This projects implements the Rock-Paper-Scissors game, where the user plays with the computer using computer vision.
To play the game, run the play_rps function in the file play_rock_paper_scissors.py. A webcam window will appear on a three second timer, to which the user shows a hand gesture representing rock, paper, or scissors. The game will continue until either the user or the computer has won three rounds.
This project uses the web application TeachableMachine to train a deep learning model to recognise whether the user is displaying to the webcam rock, paper, or scissors, and executes the logic for a best-of-three game between user and computer.
Technologies / Skills:
- Teachable Machine
Web application Teachable Machine is used for creating machine learning models based on image or audio files. A model to recognise the three classes of the game (Rock, Paper, and Scissors), as well as a 'Nothing' class, was trained and imported. The model is contained in the keras_model.h5 file, with the class labels shown in the labels.txt file.
Technologies / Skills:
- Pip
- Conda virtual environments
Requisite packages installed into a new conda virtual environment, see requirements.txt for detailed list of dependencies.

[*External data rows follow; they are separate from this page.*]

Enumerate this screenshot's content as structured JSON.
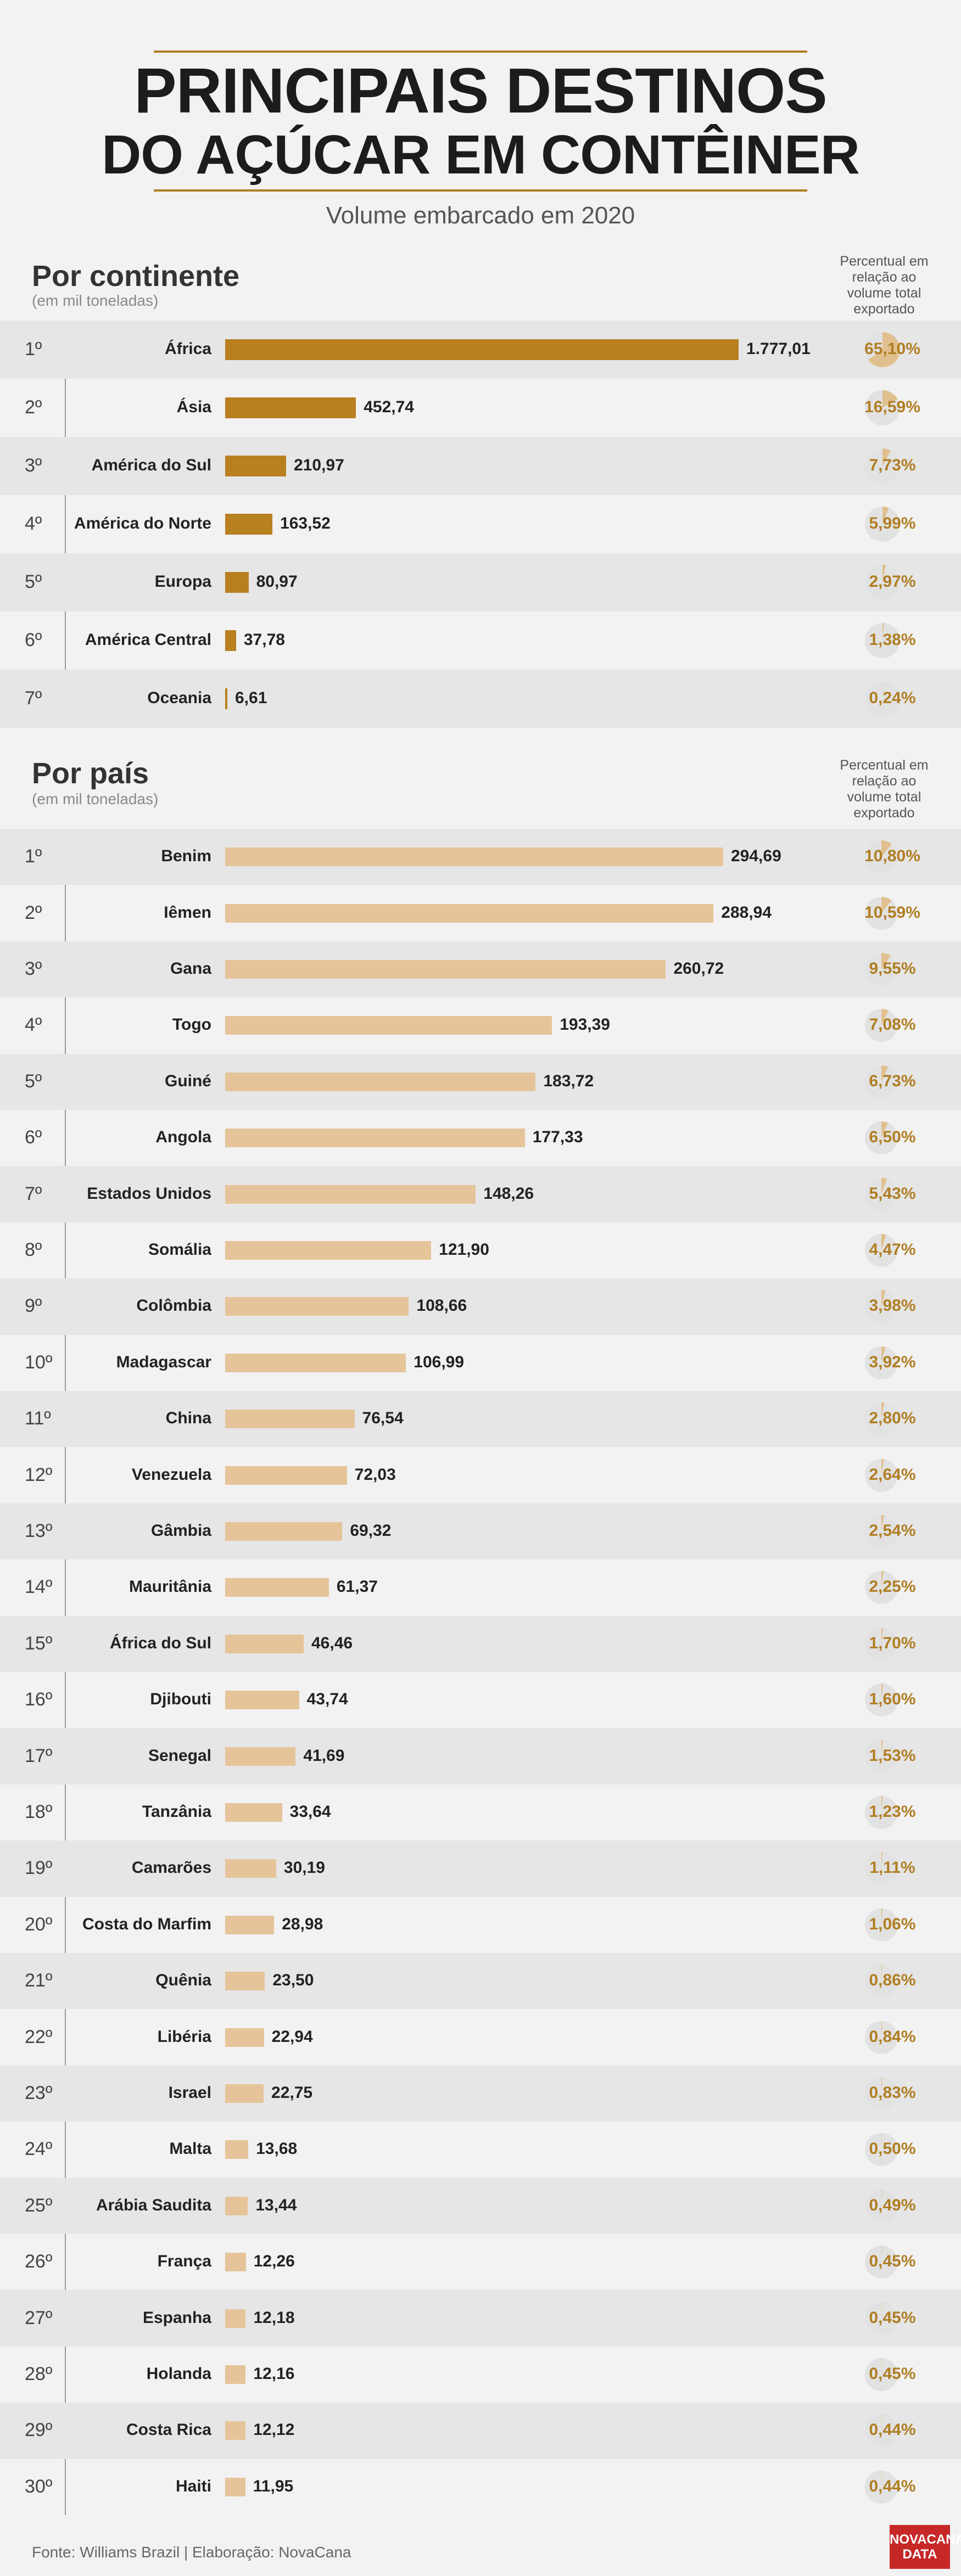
{
  "header": {
    "title_line1": "PRINCIPAIS DESTINOS",
    "title_line2": "DO AÇÚCAR EM CONTÊINER",
    "subtitle": "Volume embarcado em 2020"
  },
  "colors": {
    "continent_bar": "#b8801f",
    "country_bar": "#e6c49a",
    "percent_text": "#b07e23",
    "pie_slice": "#e0c08e",
    "pie_background": "#e2e2e2"
  },
  "chart_data": [
    {
      "type": "bar",
      "orientation": "horizontal",
      "title": "Por continente",
      "unit": "(em mil toneladas)",
      "percent_header": "Percentual em relação ao volume total exportado",
      "rows": [
        {
          "rank": "1º",
          "name": "África",
          "value": 1777.01,
          "value_label": "1.777,01",
          "percent": 65.1,
          "percent_label": "65,10%"
        },
        {
          "rank": "2º",
          "name": "Ásia",
          "value": 452.74,
          "value_label": "452,74",
          "percent": 16.59,
          "percent_label": "16,59%"
        },
        {
          "rank": "3º",
          "name": "América do Sul",
          "value": 210.97,
          "value_label": "210,97",
          "percent": 7.73,
          "percent_label": "7,73%"
        },
        {
          "rank": "4º",
          "name": "América do Norte",
          "value": 163.52,
          "value_label": "163,52",
          "percent": 5.99,
          "percent_label": "5,99%"
        },
        {
          "rank": "5º",
          "name": "Europa",
          "value": 80.97,
          "value_label": "80,97",
          "percent": 2.97,
          "percent_label": "2,97%"
        },
        {
          "rank": "6º",
          "name": "América Central",
          "value": 37.78,
          "value_label": "37,78",
          "percent": 1.38,
          "percent_label": "1,38%"
        },
        {
          "rank": "7º",
          "name": "Oceania",
          "value": 6.61,
          "value_label": "6,61",
          "percent": 0.24,
          "percent_label": "0,24%"
        }
      ]
    },
    {
      "type": "bar",
      "orientation": "horizontal",
      "title": "Por país",
      "unit": "(em mil toneladas)",
      "percent_header": "Percentual em relação ao volume total exportado",
      "rows": [
        {
          "rank": "1º",
          "name": "Benim",
          "value": 294.69,
          "value_label": "294,69",
          "percent": 10.8,
          "percent_label": "10,80%"
        },
        {
          "rank": "2º",
          "name": "Iêmen",
          "value": 288.94,
          "value_label": "288,94",
          "percent": 10.59,
          "percent_label": "10,59%"
        },
        {
          "rank": "3º",
          "name": "Gana",
          "value": 260.72,
          "value_label": "260,72",
          "percent": 9.55,
          "percent_label": "9,55%"
        },
        {
          "rank": "4º",
          "name": "Togo",
          "value": 193.39,
          "value_label": "193,39",
          "percent": 7.08,
          "percent_label": "7,08%"
        },
        {
          "rank": "5º",
          "name": "Guiné",
          "value": 183.72,
          "value_label": "183,72",
          "percent": 6.73,
          "percent_label": "6,73%"
        },
        {
          "rank": "6º",
          "name": "Angola",
          "value": 177.33,
          "value_label": "177,33",
          "percent": 6.5,
          "percent_label": "6,50%"
        },
        {
          "rank": "7º",
          "name": "Estados Unidos",
          "value": 148.26,
          "value_label": "148,26",
          "percent": 5.43,
          "percent_label": "5,43%"
        },
        {
          "rank": "8º",
          "name": "Somália",
          "value": 121.9,
          "value_label": "121,90",
          "percent": 4.47,
          "percent_label": "4,47%"
        },
        {
          "rank": "9º",
          "name": "Colômbia",
          "value": 108.66,
          "value_label": "108,66",
          "percent": 3.98,
          "percent_label": "3,98%"
        },
        {
          "rank": "10º",
          "name": "Madagascar",
          "value": 106.99,
          "value_label": "106,99",
          "percent": 3.92,
          "percent_label": "3,92%"
        },
        {
          "rank": "11º",
          "name": "China",
          "value": 76.54,
          "value_label": "76,54",
          "percent": 2.8,
          "percent_label": "2,80%"
        },
        {
          "rank": "12º",
          "name": "Venezuela",
          "value": 72.03,
          "value_label": "72,03",
          "percent": 2.64,
          "percent_label": "2,64%"
        },
        {
          "rank": "13º",
          "name": "Gâmbia",
          "value": 69.32,
          "value_label": "69,32",
          "percent": 2.54,
          "percent_label": "2,54%"
        },
        {
          "rank": "14º",
          "name": "Mauritânia",
          "value": 61.37,
          "value_label": "61,37",
          "percent": 2.25,
          "percent_label": "2,25%"
        },
        {
          "rank": "15º",
          "name": "África do Sul",
          "value": 46.46,
          "value_label": "46,46",
          "percent": 1.7,
          "percent_label": "1,70%"
        },
        {
          "rank": "16º",
          "name": "Djibouti",
          "value": 43.74,
          "value_label": "43,74",
          "percent": 1.6,
          "percent_label": "1,60%"
        },
        {
          "rank": "17º",
          "name": "Senegal",
          "value": 41.69,
          "value_label": "41,69",
          "percent": 1.53,
          "percent_label": "1,53%"
        },
        {
          "rank": "18º",
          "name": "Tanzânia",
          "value": 33.64,
          "value_label": "33,64",
          "percent": 1.23,
          "percent_label": "1,23%"
        },
        {
          "rank": "19º",
          "name": "Camarões",
          "value": 30.19,
          "value_label": "30,19",
          "percent": 1.11,
          "percent_label": "1,11%"
        },
        {
          "rank": "20º",
          "name": "Costa do Marfim",
          "value": 28.98,
          "value_label": "28,98",
          "percent": 1.06,
          "percent_label": "1,06%"
        },
        {
          "rank": "21º",
          "name": "Quênia",
          "value": 23.5,
          "value_label": "23,50",
          "percent": 0.86,
          "percent_label": "0,86%"
        },
        {
          "rank": "22º",
          "name": "Libéria",
          "value": 22.94,
          "value_label": "22,94",
          "percent": 0.84,
          "percent_label": "0,84%"
        },
        {
          "rank": "23º",
          "name": "Israel",
          "value": 22.75,
          "value_label": "22,75",
          "percent": 0.83,
          "percent_label": "0,83%"
        },
        {
          "rank": "24º",
          "name": "Malta",
          "value": 13.68,
          "value_label": "13,68",
          "percent": 0.5,
          "percent_label": "0,50%"
        },
        {
          "rank": "25º",
          "name": "Arábia Saudita",
          "value": 13.44,
          "value_label": "13,44",
          "percent": 0.49,
          "percent_label": "0,49%"
        },
        {
          "rank": "26º",
          "name": "França",
          "value": 12.26,
          "value_label": "12,26",
          "percent": 0.45,
          "percent_label": "0,45%"
        },
        {
          "rank": "27º",
          "name": "Espanha",
          "value": 12.18,
          "value_label": "12,18",
          "percent": 0.45,
          "percent_label": "0,45%"
        },
        {
          "rank": "28º",
          "name": "Holanda",
          "value": 12.16,
          "value_label": "12,16",
          "percent": 0.45,
          "percent_label": "0,45%"
        },
        {
          "rank": "29º",
          "name": "Costa Rica",
          "value": 12.12,
          "value_label": "12,12",
          "percent": 0.44,
          "percent_label": "0,44%"
        },
        {
          "rank": "30º",
          "name": "Haiti",
          "value": 11.95,
          "value_label": "11,95",
          "percent": 0.44,
          "percent_label": "0,44%"
        }
      ]
    }
  ],
  "footer": {
    "source": "Fonte: Williams Brazil | Elaboração: NovaCana",
    "logo_line1": "NOVACANA",
    "logo_line2": "DATA"
  }
}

Manual version of the rock-paper-scissors game created in the python file manual_rps.py. The get_computer_input function randomly chooses "rock", "paper", or "scissors", the get_user_input function asks the user for a choice from the same options, and the get_winner functions returns the winner according to the rules of the game. The play function runs the game as expected by calling the previous three functions sequentially. This game is contained in the manual_rps.py file.
Technologies / Skills:
- opencv-python
- keras
- mediapipe
The get_user_input function from the manual game is replaced by a get_prediction function which uses keras as an interface for the TensorFlow library to predict whether the user is displaying rock, paper, or scissors in the camera.
Addition funtions displaying the framerate and countdown timer were added, along with a hand tracking visualisation using the Google mediapipe model (see https://google.github.io/mediapipe/solutions/hands for details).
The play_rock_paper_scissors.py file consolidates the code in a RockPaperScissors class and runs the game with the function play_rps.